Pandas: Series and DataFrames — Python Module 8 | LeadAfrik Public Economics Hub

Pandas is what you actually use for data analysis. It builds on NumPy with two new data structures — Series (a 1D labelled array) and DataFrame (a 2D table with named columns) — plus a vast set of methods for loading, cleaning, transforming, and analysing data.

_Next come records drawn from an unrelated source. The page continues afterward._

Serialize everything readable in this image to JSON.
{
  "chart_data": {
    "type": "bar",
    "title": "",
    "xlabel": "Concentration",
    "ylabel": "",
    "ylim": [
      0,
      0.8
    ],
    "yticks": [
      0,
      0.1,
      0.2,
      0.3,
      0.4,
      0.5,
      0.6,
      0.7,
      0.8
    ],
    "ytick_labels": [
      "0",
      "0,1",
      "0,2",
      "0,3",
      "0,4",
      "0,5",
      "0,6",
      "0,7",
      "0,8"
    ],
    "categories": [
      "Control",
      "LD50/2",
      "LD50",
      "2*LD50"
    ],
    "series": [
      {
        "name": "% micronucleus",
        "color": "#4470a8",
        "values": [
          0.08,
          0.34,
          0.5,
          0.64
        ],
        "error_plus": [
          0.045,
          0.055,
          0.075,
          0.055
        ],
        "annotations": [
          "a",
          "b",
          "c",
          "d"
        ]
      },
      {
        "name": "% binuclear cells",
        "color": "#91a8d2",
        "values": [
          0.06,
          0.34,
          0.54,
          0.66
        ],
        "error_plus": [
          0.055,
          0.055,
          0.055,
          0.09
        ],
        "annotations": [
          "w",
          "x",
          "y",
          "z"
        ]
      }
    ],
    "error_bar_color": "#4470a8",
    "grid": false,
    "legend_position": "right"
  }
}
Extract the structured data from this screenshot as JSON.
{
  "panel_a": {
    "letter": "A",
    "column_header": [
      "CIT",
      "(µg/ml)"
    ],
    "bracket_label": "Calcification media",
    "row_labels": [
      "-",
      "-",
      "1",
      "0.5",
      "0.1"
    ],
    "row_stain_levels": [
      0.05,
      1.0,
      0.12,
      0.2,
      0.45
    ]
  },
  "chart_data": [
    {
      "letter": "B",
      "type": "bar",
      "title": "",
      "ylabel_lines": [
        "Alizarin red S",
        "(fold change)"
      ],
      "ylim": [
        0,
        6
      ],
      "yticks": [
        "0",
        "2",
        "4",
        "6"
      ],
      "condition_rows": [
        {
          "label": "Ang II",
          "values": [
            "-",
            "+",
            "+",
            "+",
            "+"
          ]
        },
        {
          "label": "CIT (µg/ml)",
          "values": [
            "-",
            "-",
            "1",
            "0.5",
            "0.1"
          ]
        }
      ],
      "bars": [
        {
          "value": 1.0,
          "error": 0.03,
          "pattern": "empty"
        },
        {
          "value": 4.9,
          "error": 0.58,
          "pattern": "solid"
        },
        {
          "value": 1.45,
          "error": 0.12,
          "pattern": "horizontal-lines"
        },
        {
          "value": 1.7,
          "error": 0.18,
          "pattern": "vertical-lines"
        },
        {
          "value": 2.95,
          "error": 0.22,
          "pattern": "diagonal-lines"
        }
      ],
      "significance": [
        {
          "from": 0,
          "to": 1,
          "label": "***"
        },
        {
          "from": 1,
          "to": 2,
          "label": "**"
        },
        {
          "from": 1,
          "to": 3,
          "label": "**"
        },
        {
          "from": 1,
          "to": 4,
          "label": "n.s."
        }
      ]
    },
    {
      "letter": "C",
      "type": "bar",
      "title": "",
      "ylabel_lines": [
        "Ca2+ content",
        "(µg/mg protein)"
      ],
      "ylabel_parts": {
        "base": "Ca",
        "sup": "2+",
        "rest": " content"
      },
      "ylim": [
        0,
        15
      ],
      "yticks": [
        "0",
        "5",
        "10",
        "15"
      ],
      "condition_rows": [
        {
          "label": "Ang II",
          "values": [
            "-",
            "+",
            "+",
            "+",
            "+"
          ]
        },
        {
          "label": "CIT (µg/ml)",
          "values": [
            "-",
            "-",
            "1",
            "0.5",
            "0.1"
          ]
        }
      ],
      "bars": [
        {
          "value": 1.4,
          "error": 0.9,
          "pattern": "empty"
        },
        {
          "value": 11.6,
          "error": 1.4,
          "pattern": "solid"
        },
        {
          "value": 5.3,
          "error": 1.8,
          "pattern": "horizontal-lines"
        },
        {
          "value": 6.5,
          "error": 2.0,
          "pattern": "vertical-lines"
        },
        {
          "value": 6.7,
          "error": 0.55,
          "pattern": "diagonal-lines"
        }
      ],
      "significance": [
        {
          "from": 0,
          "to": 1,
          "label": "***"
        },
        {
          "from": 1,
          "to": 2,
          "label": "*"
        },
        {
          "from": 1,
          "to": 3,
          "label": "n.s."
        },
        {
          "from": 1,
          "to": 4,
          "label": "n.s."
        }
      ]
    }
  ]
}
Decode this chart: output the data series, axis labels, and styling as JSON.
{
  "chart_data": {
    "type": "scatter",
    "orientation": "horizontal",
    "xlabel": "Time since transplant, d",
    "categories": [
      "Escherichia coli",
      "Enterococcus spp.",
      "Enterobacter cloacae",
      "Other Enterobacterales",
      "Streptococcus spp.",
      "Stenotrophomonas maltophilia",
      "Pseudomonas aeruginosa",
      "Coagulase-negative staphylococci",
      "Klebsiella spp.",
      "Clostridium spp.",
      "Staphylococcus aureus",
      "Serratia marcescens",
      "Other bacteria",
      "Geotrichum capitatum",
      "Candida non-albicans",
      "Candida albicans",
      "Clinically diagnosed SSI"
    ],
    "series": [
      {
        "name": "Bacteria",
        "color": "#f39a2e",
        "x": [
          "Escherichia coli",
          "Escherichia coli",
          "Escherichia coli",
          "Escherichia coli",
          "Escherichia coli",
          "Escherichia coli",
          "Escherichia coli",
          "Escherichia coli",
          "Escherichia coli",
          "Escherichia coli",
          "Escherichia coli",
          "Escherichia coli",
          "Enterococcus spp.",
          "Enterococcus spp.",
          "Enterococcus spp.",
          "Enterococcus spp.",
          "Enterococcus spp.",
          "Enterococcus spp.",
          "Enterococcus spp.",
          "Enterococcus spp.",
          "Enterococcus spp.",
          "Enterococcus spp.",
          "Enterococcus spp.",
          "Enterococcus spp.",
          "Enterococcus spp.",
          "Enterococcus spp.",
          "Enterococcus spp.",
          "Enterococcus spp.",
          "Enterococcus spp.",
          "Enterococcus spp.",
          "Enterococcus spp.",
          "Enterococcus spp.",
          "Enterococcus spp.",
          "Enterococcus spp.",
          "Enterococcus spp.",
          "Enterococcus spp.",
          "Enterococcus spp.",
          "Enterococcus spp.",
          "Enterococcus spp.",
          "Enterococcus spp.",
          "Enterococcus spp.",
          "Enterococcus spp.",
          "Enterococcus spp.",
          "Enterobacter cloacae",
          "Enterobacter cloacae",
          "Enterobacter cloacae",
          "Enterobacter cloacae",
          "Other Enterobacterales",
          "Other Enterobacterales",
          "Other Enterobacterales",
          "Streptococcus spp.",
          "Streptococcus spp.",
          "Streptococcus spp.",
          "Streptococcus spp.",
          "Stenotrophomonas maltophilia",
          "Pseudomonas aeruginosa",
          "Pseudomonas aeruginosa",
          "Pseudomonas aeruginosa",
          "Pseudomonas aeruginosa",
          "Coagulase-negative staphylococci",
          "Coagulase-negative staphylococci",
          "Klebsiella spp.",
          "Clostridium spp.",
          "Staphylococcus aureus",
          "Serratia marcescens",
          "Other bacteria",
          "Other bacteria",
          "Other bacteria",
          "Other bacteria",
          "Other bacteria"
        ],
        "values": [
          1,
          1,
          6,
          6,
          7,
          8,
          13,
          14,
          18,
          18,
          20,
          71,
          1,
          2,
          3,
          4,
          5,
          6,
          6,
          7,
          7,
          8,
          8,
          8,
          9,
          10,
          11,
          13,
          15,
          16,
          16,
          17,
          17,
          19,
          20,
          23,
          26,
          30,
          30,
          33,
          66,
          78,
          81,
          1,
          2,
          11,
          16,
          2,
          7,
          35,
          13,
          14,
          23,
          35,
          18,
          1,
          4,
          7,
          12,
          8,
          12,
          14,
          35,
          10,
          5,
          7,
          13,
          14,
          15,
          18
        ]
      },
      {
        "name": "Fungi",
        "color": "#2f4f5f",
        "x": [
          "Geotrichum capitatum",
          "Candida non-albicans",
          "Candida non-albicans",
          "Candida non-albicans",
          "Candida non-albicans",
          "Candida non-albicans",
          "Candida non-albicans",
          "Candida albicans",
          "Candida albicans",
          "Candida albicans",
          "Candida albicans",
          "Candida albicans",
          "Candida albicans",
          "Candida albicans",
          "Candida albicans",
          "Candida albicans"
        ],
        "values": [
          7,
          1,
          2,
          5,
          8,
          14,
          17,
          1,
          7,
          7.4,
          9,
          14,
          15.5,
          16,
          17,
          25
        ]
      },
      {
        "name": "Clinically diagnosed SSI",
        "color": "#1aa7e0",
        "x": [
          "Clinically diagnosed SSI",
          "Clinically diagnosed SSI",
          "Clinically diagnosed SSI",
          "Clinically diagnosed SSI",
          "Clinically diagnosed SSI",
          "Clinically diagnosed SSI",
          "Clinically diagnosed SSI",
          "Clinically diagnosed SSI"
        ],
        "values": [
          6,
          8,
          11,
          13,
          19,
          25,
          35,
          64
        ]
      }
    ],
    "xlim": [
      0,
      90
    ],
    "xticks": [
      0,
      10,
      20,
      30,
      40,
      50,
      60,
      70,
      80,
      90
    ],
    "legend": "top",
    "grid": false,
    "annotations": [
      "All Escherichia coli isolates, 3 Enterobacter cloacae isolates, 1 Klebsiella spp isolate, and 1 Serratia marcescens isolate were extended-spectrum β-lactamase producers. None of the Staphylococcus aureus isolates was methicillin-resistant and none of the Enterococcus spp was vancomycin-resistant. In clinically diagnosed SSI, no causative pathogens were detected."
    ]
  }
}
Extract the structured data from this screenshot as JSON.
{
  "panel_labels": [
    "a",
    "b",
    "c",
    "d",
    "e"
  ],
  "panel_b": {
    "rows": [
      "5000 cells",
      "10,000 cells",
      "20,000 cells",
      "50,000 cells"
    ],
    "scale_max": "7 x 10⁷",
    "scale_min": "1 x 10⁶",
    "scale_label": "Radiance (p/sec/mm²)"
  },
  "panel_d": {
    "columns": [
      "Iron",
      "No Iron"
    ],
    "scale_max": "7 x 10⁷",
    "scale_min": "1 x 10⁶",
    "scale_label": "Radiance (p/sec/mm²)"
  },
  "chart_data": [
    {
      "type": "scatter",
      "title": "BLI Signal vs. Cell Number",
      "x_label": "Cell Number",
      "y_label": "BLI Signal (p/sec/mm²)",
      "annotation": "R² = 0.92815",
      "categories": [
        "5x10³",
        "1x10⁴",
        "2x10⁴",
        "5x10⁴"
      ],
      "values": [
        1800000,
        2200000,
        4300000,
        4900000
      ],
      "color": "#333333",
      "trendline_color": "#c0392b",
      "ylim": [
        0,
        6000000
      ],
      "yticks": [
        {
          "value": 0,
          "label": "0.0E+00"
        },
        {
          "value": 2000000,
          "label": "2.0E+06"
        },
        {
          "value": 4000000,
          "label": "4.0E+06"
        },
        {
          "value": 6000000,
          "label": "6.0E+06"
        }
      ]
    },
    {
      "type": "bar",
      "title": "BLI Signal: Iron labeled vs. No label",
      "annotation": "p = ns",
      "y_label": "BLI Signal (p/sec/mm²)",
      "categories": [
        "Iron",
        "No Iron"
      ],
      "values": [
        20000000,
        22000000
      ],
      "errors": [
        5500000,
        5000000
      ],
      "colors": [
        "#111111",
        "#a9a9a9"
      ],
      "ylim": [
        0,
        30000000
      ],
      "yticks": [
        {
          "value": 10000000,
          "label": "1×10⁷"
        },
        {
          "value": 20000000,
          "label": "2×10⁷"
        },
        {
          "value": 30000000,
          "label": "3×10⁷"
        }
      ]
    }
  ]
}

Series — a 1D array with an index

python

import pandas as pd

rates = pd.Series([0.07, 0.10, 0.12, 0.15, 0.08],
                  index=['2020', '2021', '2022', '2023', '2024'],
                  name='CBR')
rates.mean()       # 0.104
rates['2023']      # 0.15
rates[rates > 0.10]

DataFrame — the workhorse

A DataFrame is a 2D table where each column is a Series with a shared index. Almost all real analysis lives in DataFrames.

python

df = pd.DataFrame({
    'bank': ['KCB', 'Equity', 'Coop', 'NCBA'],
    'assets_bn': [1500, 1700, 600, 700],
    'tier': [1, 1, 1, 1],
})

df.head()           # first 5 rows
df.shape            # (4, 3)
df.dtypes           # column types
df.describe()       # summary stats

Selecting columns and rows

python

df['bank']                    # one column → Series
df[['bank', 'assets_bn']]     # multiple columns → DataFrame

# loc: label-based
df.loc[0]                     # first row by label
df.loc[df['assets_bn'] > 1000, 'bank']

# iloc: position-based
df.iloc[0]                    # first row by position
df.iloc[0:2, 0:2]             # first 2 rows, first 2 cols

loc vs iloc — the distinction that catches everyone

loc uses labels (the index). iloc uses positions (0, 1, 2, ...). df.loc[0] works only if the index includes 0. df.iloc[0] always works (it's the first row). When in doubt, use iloc for positional access and loc for everything else.

Loading data

python

# CSV
df = pd.read_csv('rates.csv')

# Excel
df = pd.read_excel('data.xlsx', sheet_name='Sheet1')

# SQL
import sqlite3
conn = sqlite3.connect('mydb.sqlite')
df = pd.read_sql('SELECT * FROM rates', conn)

The Kenyan datasets in your practice environment

The practice environment has three pre-loaded DataFrames: bankrates (21 months of commercial bank lending and deposit rates), pension (14 half-years of pension industry asset allocation), and mpesa (Kenyan mobile-money volumes). Use them in every subsequent exercise.

Exercise

Using the pre-loaded bankrates DataFrame, print its first 5 rows.